Had the *ahem* pleasure of reading Mrs. Hall's lengthy missive to the teenaged girls who have Facebook friended her precious wee boys regarding the seemingly scandalous selfies young girls seem to like to take of themselves. Mrs. Hall is quite concerned that her boys may be exposed to these wanton adolescent hussies, posing in their pajamas in sultry poses. Some of these girls are even (gasp!) not wearing bras!
Mrs. Hall is trying to raise young men with a strong moral compass, who don't "linger over pictures of scantily clad ladies." Which is apparently quite impossible to do when there are pictures of teenaged girls posing for selfies on the Internet. Any female friend of the Hall boys who thinks of posting a vaguely sexy picture of herself online should consider themselves as good as blocked because Mrs. Hall only wants her boys thinking of girls respectfully and Gord knows, being a sexual being and being a human being worthy of respect are two mutually exclusive things. Well, if you're a girl.. Isn't that right Mrs. Hall?
Mrs. Hall, I noticed that your boys are posted all over your blog in beachwear, which some would argue is much more revealing than pajamas or even a towel. I guess girls (or non-hetero boys) can easily un-see that, though can they? And still think of your kids as people worthy of respect? But you said yourself, once a boy sees a girl naked (or in towel, or in pajamas or without a bra) he can't unsee that. You seem to have a high level of confidence in your boys' ability to behave like gentleman and not like rutting animals. Or maybe not. Because if you did, the spectre of some silly, pouty pictures wouldn't loom such a threat.
There are a dozen good reasons to be careful of what you post online. Surveillance, online weirdos and pedophiles, and the fact that stuff you post does NOT GO AWAY are all things we should be concerned about and I agree that we should be encouraging kids (and adults, of any gender) to be extra self-critical of what they post. These safety and privacy issues don't seem to be on your radar, however. You seem more concerned about not letting these girls sully your preciouses virginal little minds.
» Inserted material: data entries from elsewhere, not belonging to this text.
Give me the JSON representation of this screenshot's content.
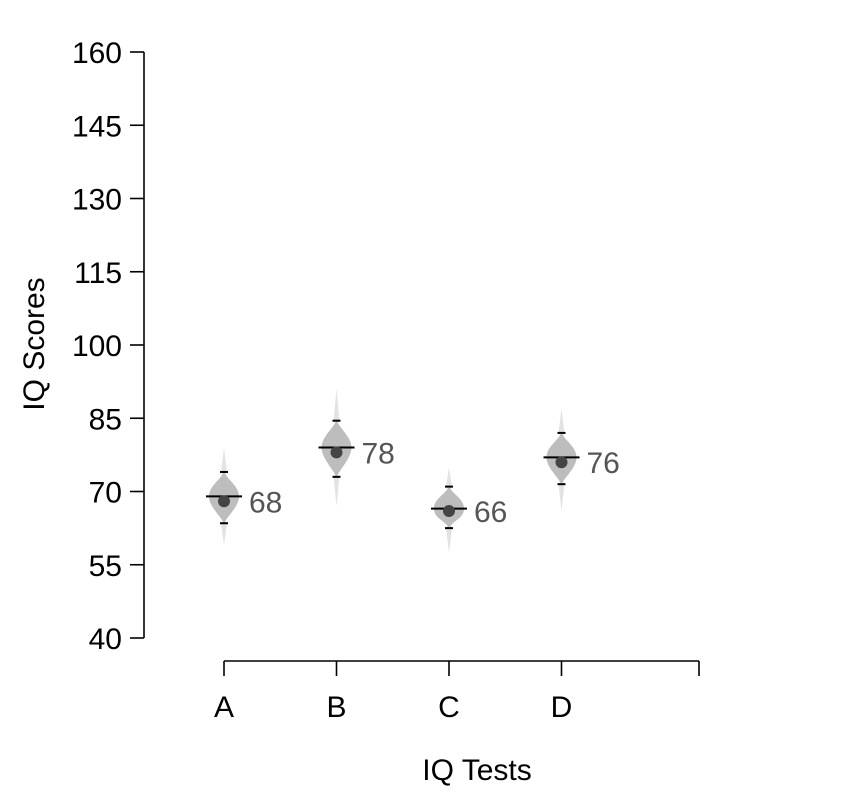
{
  "chart_data": {
    "type": "scatter",
    "title": "",
    "xlabel": "IQ Tests",
    "ylabel": "IQ Scores",
    "ylim": [
      40,
      160
    ],
    "yticks": [
      40,
      55,
      70,
      85,
      100,
      115,
      130,
      145,
      160
    ],
    "categories": [
      "A",
      "B",
      "C",
      "D"
    ],
    "series": [
      {
        "values": [
          68,
          78,
          66,
          76
        ],
        "labels": [
          "68",
          "78",
          "66",
          "76"
        ],
        "median": [
          69,
          79,
          66.5,
          77
        ],
        "hdi_low": [
          63.5,
          73,
          62.5,
          71.5
        ],
        "hdi_high": [
          74,
          84.5,
          71,
          82
        ],
        "tail_low": [
          59,
          67,
          57.5,
          66
        ],
        "tail_high": [
          79,
          91,
          75,
          87
        ]
      }
    ],
    "grid": false,
    "legend": "none",
    "colors": {
      "density": "#bdbdbd",
      "density_tail": "#e3e3e3",
      "point": "#444444",
      "label": "#555555",
      "axis": "#000000"
    }
  }
}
I find the attitude that in order for men to respect and cherish women they must not think of them sexually is a harmful one. The implication you've made here is that a girl or woman cannot be sexual while still being worthy of respect. That is what we call, in feminist circles, slut shaming. And it is harmful. Girls are continually sexualized and objectified by our culture, while simultaneously being shamed if they dare to be sexual on their own terms. A girl's history or perceived history can be used against her in sexual assault cases.
Mrs. Hall, if you want your sons to be men of integrity who eventually meet and possibly marry women of character, teach them that a woman's worth is about more than her sexuality. Teach them that being sexual and being a person worthy of respect. Teach them their respect for someone should not be predicated on their sexual history or whether or not they're wearing a bra in their profile picture. If you can't teach them that, I think my soon-to-be teenaged girls would be better off blocked.